From the above plot, we can’t really tell with a strong confidence that there is a relationship between magnitude and the number of stations that reported the earthquake. One way to investigate this further is creating bins(intervals) for the mag variable, and taking an average of stations for each category as opposed to taking the count (very important). Finally, we make a geom_tile() plot.

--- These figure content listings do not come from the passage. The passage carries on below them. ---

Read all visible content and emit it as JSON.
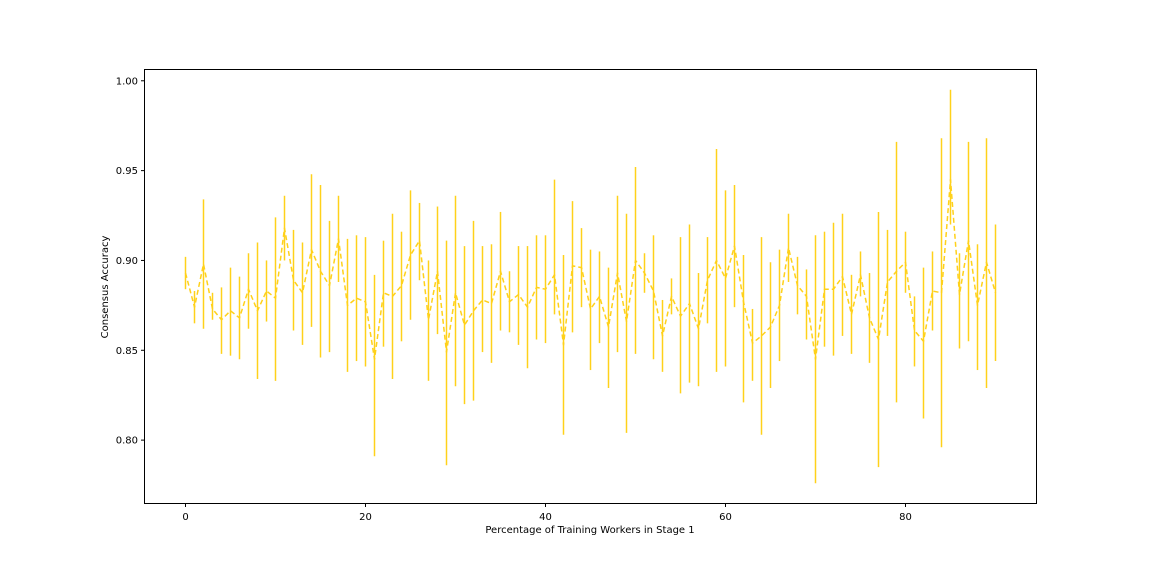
{
  "chart_data": {
    "type": "line",
    "title": "",
    "xlabel": "Percentage of Training Workers in Stage 1",
    "ylabel": "Consensus Accuracy",
    "xlim": [
      -4.5,
      94.5
    ],
    "ylim": [
      0.765,
      1.006
    ],
    "xticks": [
      0,
      20,
      40,
      60,
      80
    ],
    "yticks": [
      0.8,
      0.85,
      0.9,
      0.95,
      1.0
    ],
    "ytick_labels": [
      "0.80",
      "0.85",
      "0.90",
      "0.95",
      "1.00"
    ],
    "grid": false,
    "line_style": "dashed",
    "series_color": "#FFD11A",
    "series": [
      {
        "x": [
          0,
          1,
          2,
          3,
          4,
          5,
          6,
          7,
          8,
          9,
          10,
          11,
          12,
          13,
          14,
          15,
          16,
          17,
          18,
          19,
          20,
          21,
          22,
          23,
          24,
          25,
          26,
          27,
          28,
          29,
          30,
          31,
          32,
          33,
          34,
          35,
          36,
          37,
          38,
          39,
          40,
          41,
          42,
          43,
          44,
          45,
          46,
          47,
          48,
          49,
          50,
          51,
          52,
          53,
          54,
          55,
          56,
          57,
          58,
          59,
          60,
          61,
          62,
          63,
          64,
          65,
          66,
          67,
          68,
          69,
          70,
          71,
          72,
          73,
          74,
          75,
          76,
          77,
          78,
          79,
          80,
          81,
          82,
          83,
          84,
          85,
          86,
          87,
          88,
          89,
          90
        ],
        "y": [
          0.893,
          0.874,
          0.898,
          0.873,
          0.867,
          0.872,
          0.868,
          0.884,
          0.872,
          0.883,
          0.879,
          0.918,
          0.889,
          0.882,
          0.906,
          0.894,
          0.886,
          0.912,
          0.875,
          0.879,
          0.877,
          0.845,
          0.882,
          0.88,
          0.886,
          0.903,
          0.911,
          0.867,
          0.894,
          0.849,
          0.882,
          0.864,
          0.872,
          0.878,
          0.876,
          0.894,
          0.877,
          0.881,
          0.874,
          0.885,
          0.884,
          0.892,
          0.853,
          0.897,
          0.896,
          0.873,
          0.88,
          0.863,
          0.893,
          0.866,
          0.9,
          0.893,
          0.883,
          0.858,
          0.88,
          0.869,
          0.876,
          0.862,
          0.889,
          0.9,
          0.89,
          0.908,
          0.877,
          0.854,
          0.858,
          0.863,
          0.875,
          0.907,
          0.886,
          0.88,
          0.845,
          0.884,
          0.884,
          0.891,
          0.87,
          0.892,
          0.868,
          0.856,
          0.888,
          0.894,
          0.899,
          0.861,
          0.855,
          0.883,
          0.882,
          0.945,
          0.881,
          0.911,
          0.875,
          0.899,
          0.882
        ],
        "err_low": [
          0.884,
          0.865,
          0.862,
          0.867,
          0.848,
          0.847,
          0.845,
          0.862,
          0.834,
          0.866,
          0.833,
          0.9,
          0.861,
          0.853,
          0.863,
          0.846,
          0.849,
          0.888,
          0.838,
          0.844,
          0.841,
          0.791,
          0.852,
          0.834,
          0.855,
          0.867,
          0.889,
          0.833,
          0.859,
          0.786,
          0.83,
          0.82,
          0.822,
          0.849,
          0.843,
          0.861,
          0.86,
          0.853,
          0.84,
          0.856,
          0.854,
          0.87,
          0.803,
          0.86,
          0.874,
          0.839,
          0.854,
          0.829,
          0.849,
          0.804,
          0.848,
          0.882,
          0.845,
          0.838,
          0.87,
          0.826,
          0.832,
          0.83,
          0.865,
          0.838,
          0.841,
          0.874,
          0.821,
          0.833,
          0.803,
          0.829,
          0.844,
          0.888,
          0.87,
          0.856,
          0.776,
          0.852,
          0.847,
          0.858,
          0.848,
          0.88,
          0.843,
          0.785,
          0.858,
          0.821,
          0.882,
          0.841,
          0.812,
          0.861,
          0.796,
          0.92,
          0.851,
          0.855,
          0.839,
          0.829,
          0.844
        ],
        "err_high": [
          0.902,
          0.883,
          0.934,
          0.882,
          0.885,
          0.896,
          0.891,
          0.904,
          0.91,
          0.9,
          0.924,
          0.936,
          0.917,
          0.91,
          0.948,
          0.942,
          0.922,
          0.936,
          0.912,
          0.914,
          0.913,
          0.892,
          0.911,
          0.926,
          0.916,
          0.939,
          0.932,
          0.9,
          0.93,
          0.911,
          0.936,
          0.908,
          0.922,
          0.908,
          0.909,
          0.927,
          0.894,
          0.908,
          0.908,
          0.914,
          0.914,
          0.945,
          0.903,
          0.933,
          0.918,
          0.906,
          0.905,
          0.896,
          0.936,
          0.926,
          0.952,
          0.904,
          0.914,
          0.878,
          0.89,
          0.913,
          0.92,
          0.893,
          0.913,
          0.962,
          0.939,
          0.942,
          0.903,
          0.873,
          0.913,
          0.899,
          0.906,
          0.926,
          0.902,
          0.895,
          0.914,
          0.916,
          0.921,
          0.926,
          0.892,
          0.905,
          0.893,
          0.927,
          0.917,
          0.966,
          0.916,
          0.88,
          0.896,
          0.905,
          0.968,
          0.995,
          0.904,
          0.966,
          0.909,
          0.968,
          0.92
        ]
      }
    ]
  }
}
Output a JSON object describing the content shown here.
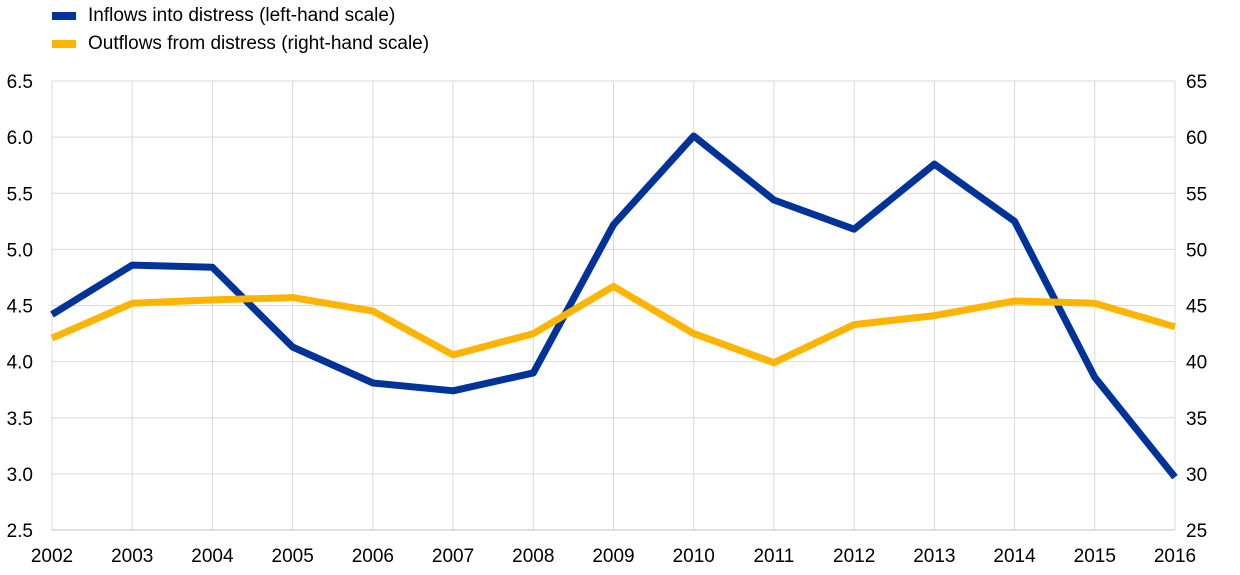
{
  "chart_data": {
    "type": "line",
    "x": [
      "2002",
      "2003",
      "2004",
      "2005",
      "2006",
      "2007",
      "2008",
      "2009",
      "2010",
      "2011",
      "2012",
      "2013",
      "2014",
      "2015",
      "2016"
    ],
    "series": [
      {
        "name": "Inflows into distress (left-hand scale)",
        "axis": "left",
        "color": "#003399",
        "values": [
          4.42,
          4.86,
          4.84,
          4.13,
          3.81,
          3.74,
          3.9,
          5.22,
          6.01,
          5.44,
          5.18,
          5.76,
          5.25,
          3.86,
          2.97
        ]
      },
      {
        "name": "Outflows from distress (right-hand scale)",
        "axis": "right",
        "color": "#FFB400",
        "values": [
          42.1,
          45.2,
          45.5,
          45.7,
          44.5,
          40.6,
          42.5,
          46.7,
          42.5,
          39.9,
          43.3,
          44.1,
          45.4,
          45.2,
          43.1
        ]
      }
    ],
    "y_left": {
      "ylim": [
        2.5,
        6.5
      ],
      "ticks": [
        "2.5",
        "3.0",
        "3.5",
        "4.0",
        "4.5",
        "5.0",
        "5.5",
        "6.0",
        "6.5"
      ]
    },
    "y_right": {
      "ylim": [
        25,
        65
      ],
      "ticks": [
        "25",
        "30",
        "35",
        "40",
        "45",
        "50",
        "55",
        "60",
        "65"
      ]
    },
    "grid": true,
    "legend": "top-left",
    "title": "",
    "xlabel": "",
    "ylabel": ""
  }
}
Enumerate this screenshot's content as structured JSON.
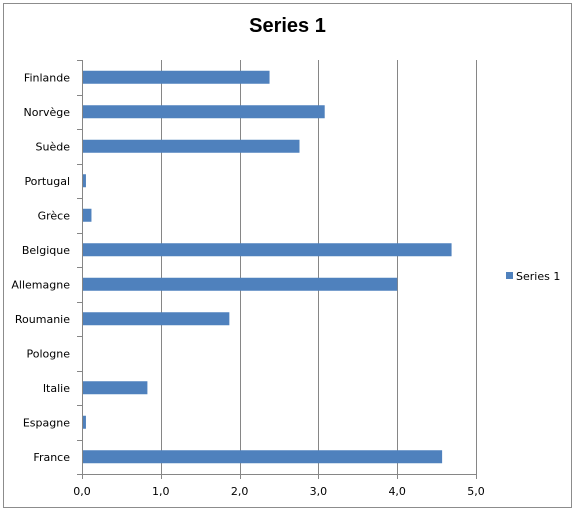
{
  "chart_data": {
    "type": "bar",
    "orientation": "horizontal",
    "title": "Series 1",
    "categories": [
      "Finlande",
      "Norvège",
      "Suède",
      "Portugal",
      "Grèce",
      "Belgique",
      "Allemagne",
      "Roumanie",
      "Pologne",
      "Italie",
      "Espagne",
      "France"
    ],
    "series": [
      {
        "name": "Series 1",
        "color": "#4F81BD",
        "values": [
          2.38,
          3.08,
          2.76,
          0.05,
          0.12,
          4.69,
          4.0,
          1.87,
          0.0,
          0.83,
          0.05,
          4.57
        ]
      }
    ],
    "xlim": [
      0,
      5
    ],
    "xticks": [
      0,
      1,
      2,
      3,
      4,
      5
    ],
    "xtick_labels": [
      "0,0",
      "1,0",
      "2,0",
      "3,0",
      "4,0",
      "5,0"
    ],
    "grid": "vertical",
    "legend": "right"
  }
}
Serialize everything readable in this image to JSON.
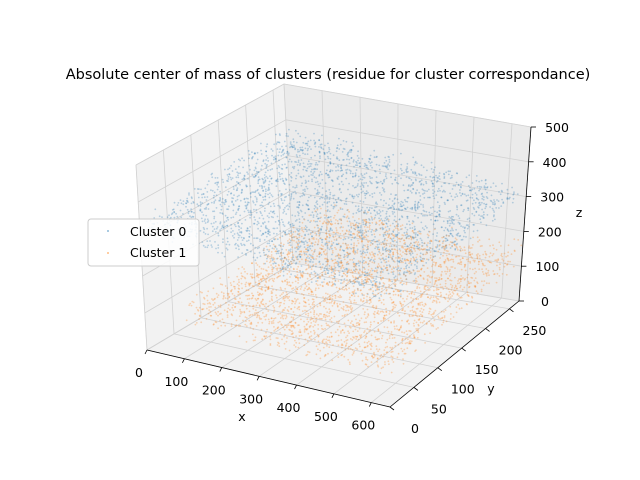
{
  "chart_data": {
    "type": "scatter",
    "projection": "3d",
    "title": "Absolute center of mass of clusters (residue for cluster correspondance)",
    "xlabel": "x",
    "ylabel": "y",
    "zlabel": "z",
    "xlim": [
      0,
      650
    ],
    "ylim": [
      0,
      270
    ],
    "zlim": [
      0,
      500
    ],
    "x_ticks": [
      0,
      100,
      200,
      300,
      400,
      500,
      600
    ],
    "y_ticks": [
      0,
      50,
      100,
      150,
      200,
      250
    ],
    "z_ticks": [
      0,
      100,
      200,
      300,
      400,
      500
    ],
    "grid": true,
    "legend": "center-left",
    "series": [
      {
        "name": "Cluster 0",
        "color": "#1f77b4",
        "x_range": [
          0,
          650
        ],
        "y_range": [
          0,
          270
        ],
        "z_range": [
          230,
          420
        ]
      },
      {
        "name": "Cluster 1",
        "color": "#ff7f0e",
        "x_range": [
          100,
          650
        ],
        "y_range": [
          0,
          270
        ],
        "z_range": [
          60,
          200
        ]
      }
    ]
  }
}
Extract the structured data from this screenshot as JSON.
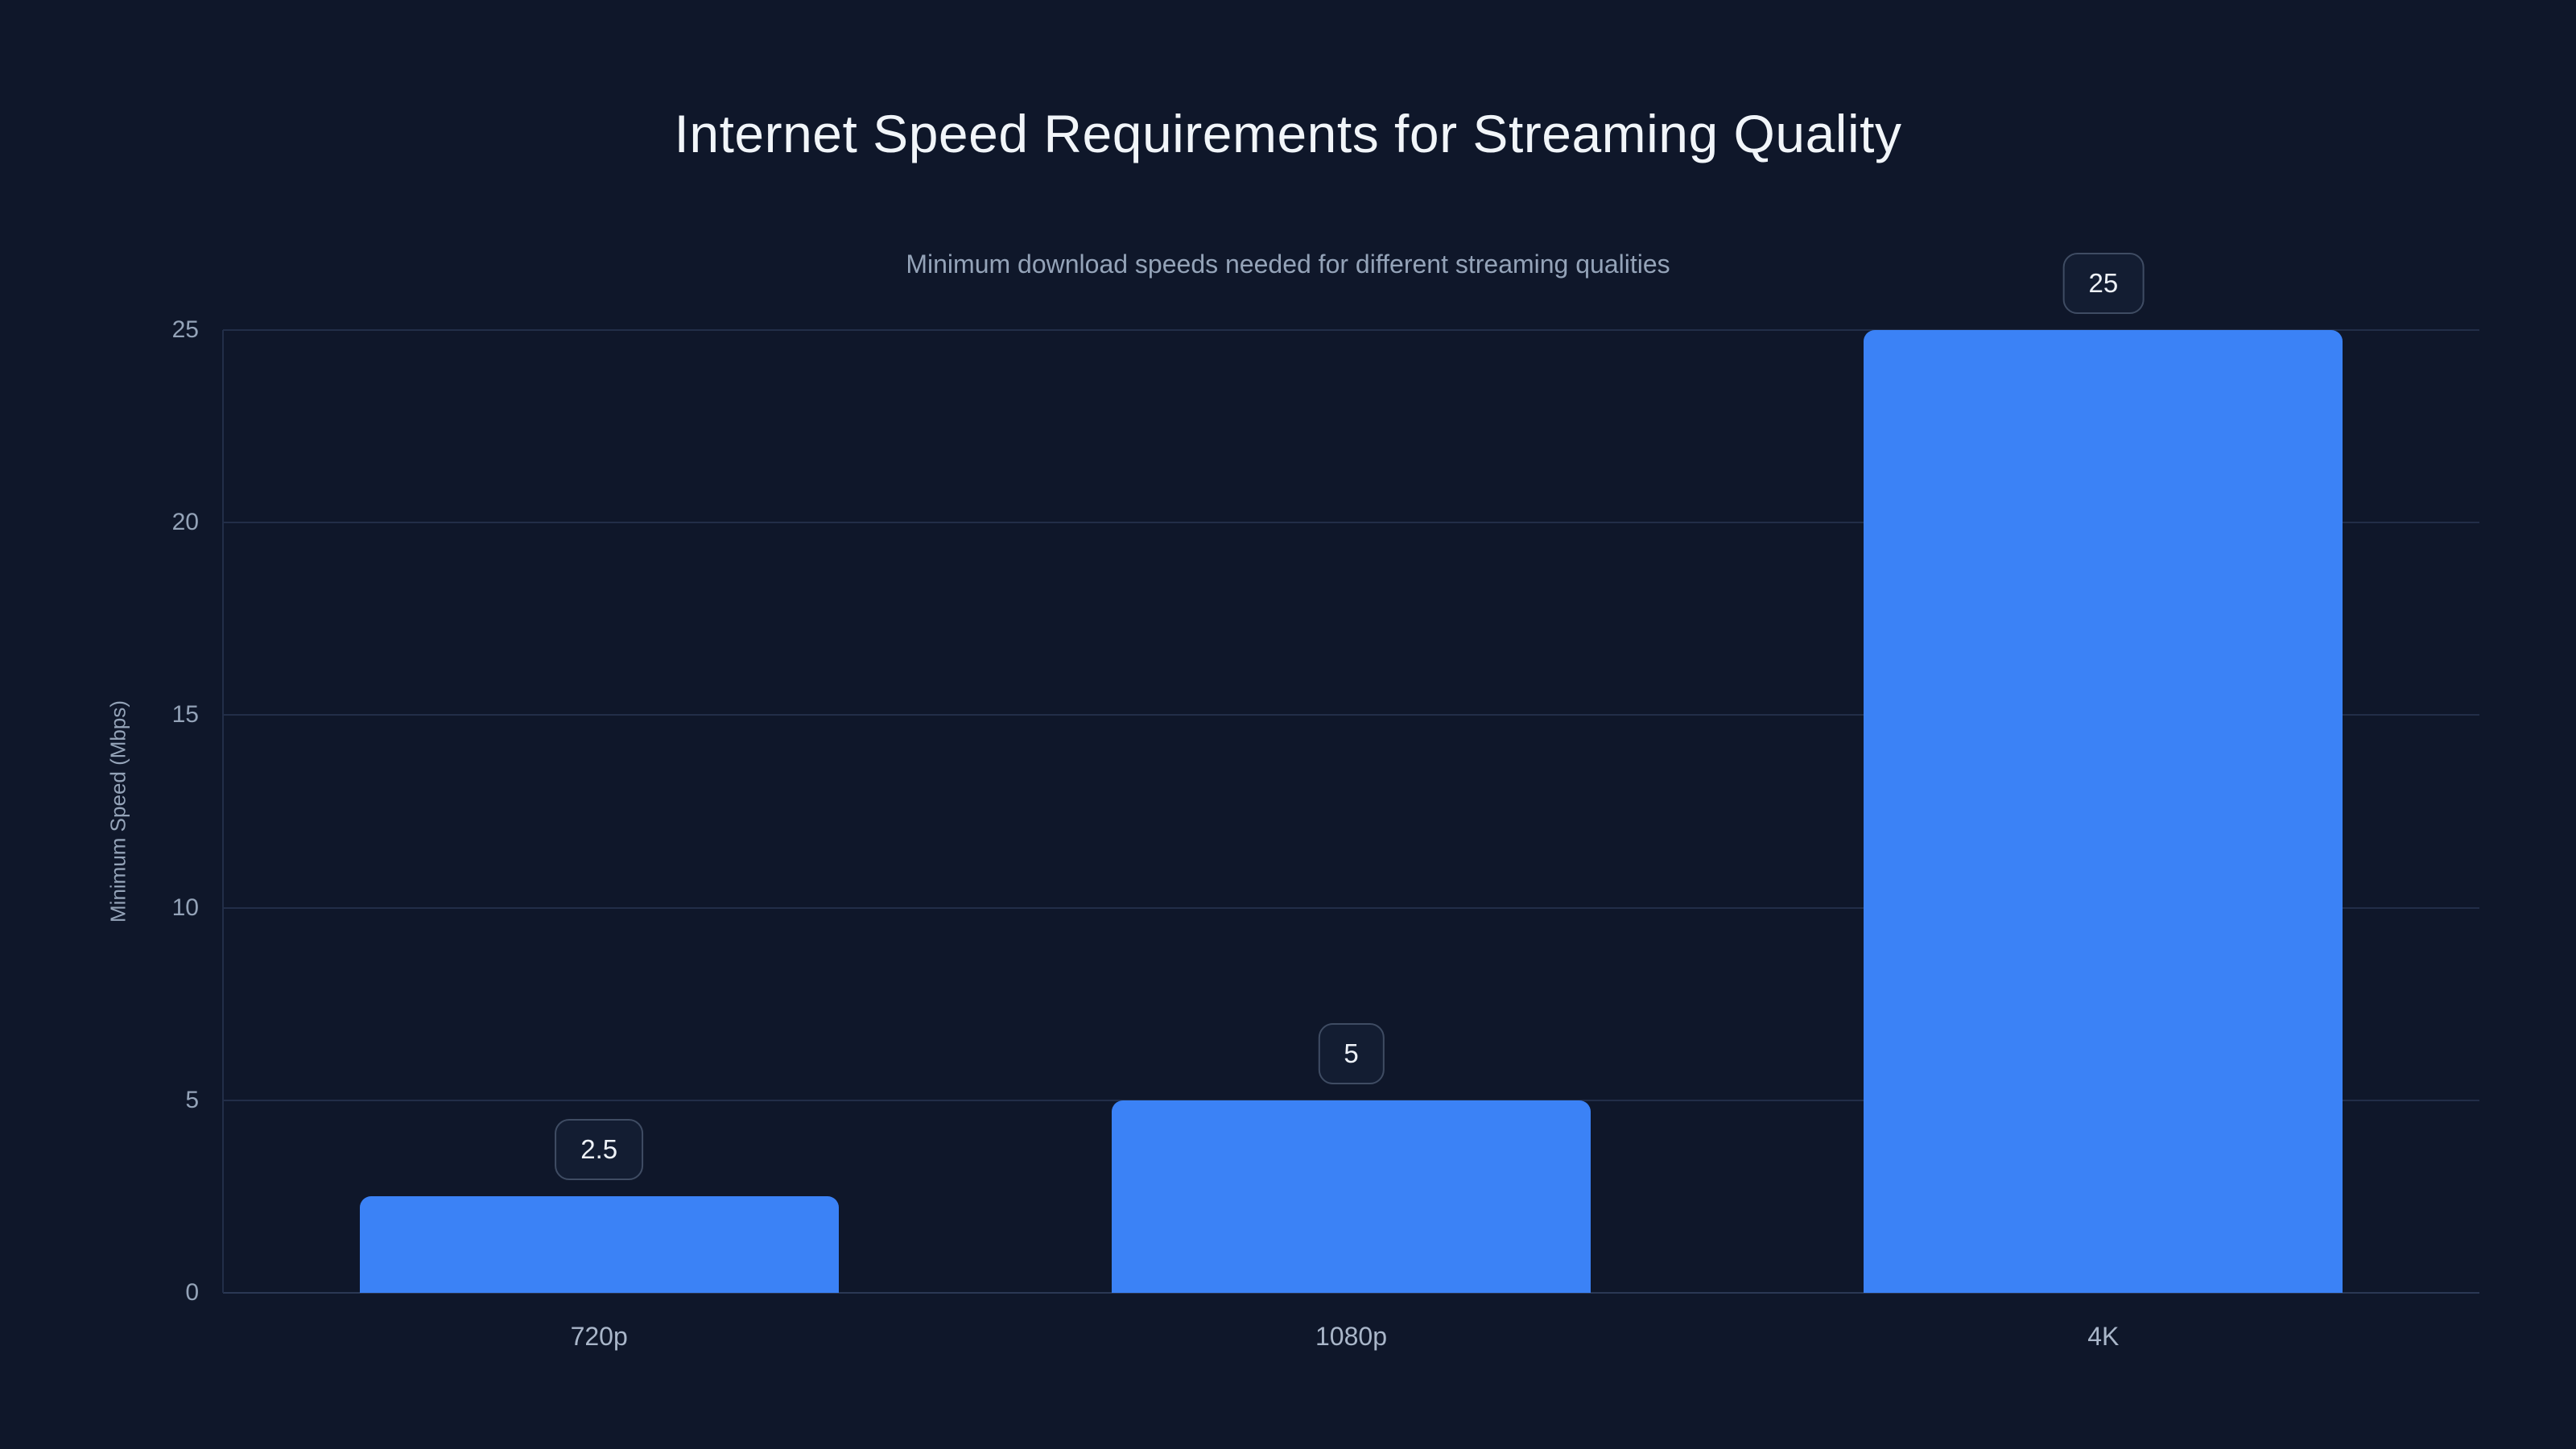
{
  "page": {
    "background_color": "#0f172a"
  },
  "chart_data": {
    "type": "bar",
    "title": "Internet Speed Requirements for Streaming Quality",
    "subtitle": "Minimum download speeds needed for different streaming qualities",
    "categories": [
      "720p",
      "1080p",
      "4K"
    ],
    "values": [
      2.5,
      5,
      25
    ],
    "value_labels": [
      "2.5",
      "5",
      "25"
    ],
    "xlabel": "",
    "ylabel": "Minimum Speed (Mbps)",
    "ylim": [
      0,
      25
    ],
    "yticks": [
      0,
      5,
      10,
      15,
      20,
      25
    ],
    "ytick_labels": [
      "0",
      "5",
      "10",
      "15",
      "20",
      "25"
    ],
    "grid": "horizontal",
    "legend": "none",
    "bar_color": "#3b82f6",
    "title_color": "#f1f5f9",
    "subtitle_color": "#94a3b8",
    "tick_color": "#94a3b8",
    "gridline_color": "#222e48",
    "badge_border_color": "#3f4c63",
    "badge_text_color": "#eef2f8"
  }
}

# we create the bins for the magnitude
quakes_mag_bin <- quakes |>
mutate(
mag_bin = cut(mag, breaks = seq(min(mag), max(mag), length.out=5), include.lowest = TRUE, labels = c("Weak", "Moderate", "Strong", "Extremely Strong"))
) |>
group_by(mag_bin) |>
summarise(count = n(), average_nst = mean(nst, na.rm = TRUE), .groups ='drop')
head(quakes_mag_bin)
## # A tibble: 4 × 3
## mag_bin count average_nst
## <fct> <int> <dbl>
## 1 Weak 16419 131.
## 2 Moderate 1598 228.
## 3 Strong 261 258.
## 4 Extremely Strong 56 304.
#Plotting the data
ggplot(quakes_mag_bin, aes(x=mag_bin, average_nst)) +
geom_tile(aes(fill=average_nst)) +
labs(
title = "Relationship betwen Magnitude and # Stations",
x ="Mag bin",
y ="average stations"
) +
scale_fill_viridis_c() +
theme_minimal()
From above, it is very clear that the number of seismic stations that report a certain earthquake is directly proportional to its strength. This confirms our expectation that stronger earthquakes should be reported by more stations because they tend to reach far.
We explored the Earthquakes Data Set and we were able to obtain key summaries from the data, categorize continuous data by creating bins, aggregating continuous data, thus deriving key insights from the data. Overall, this was really interesting. However, even more insights can be derived by exploring the data further.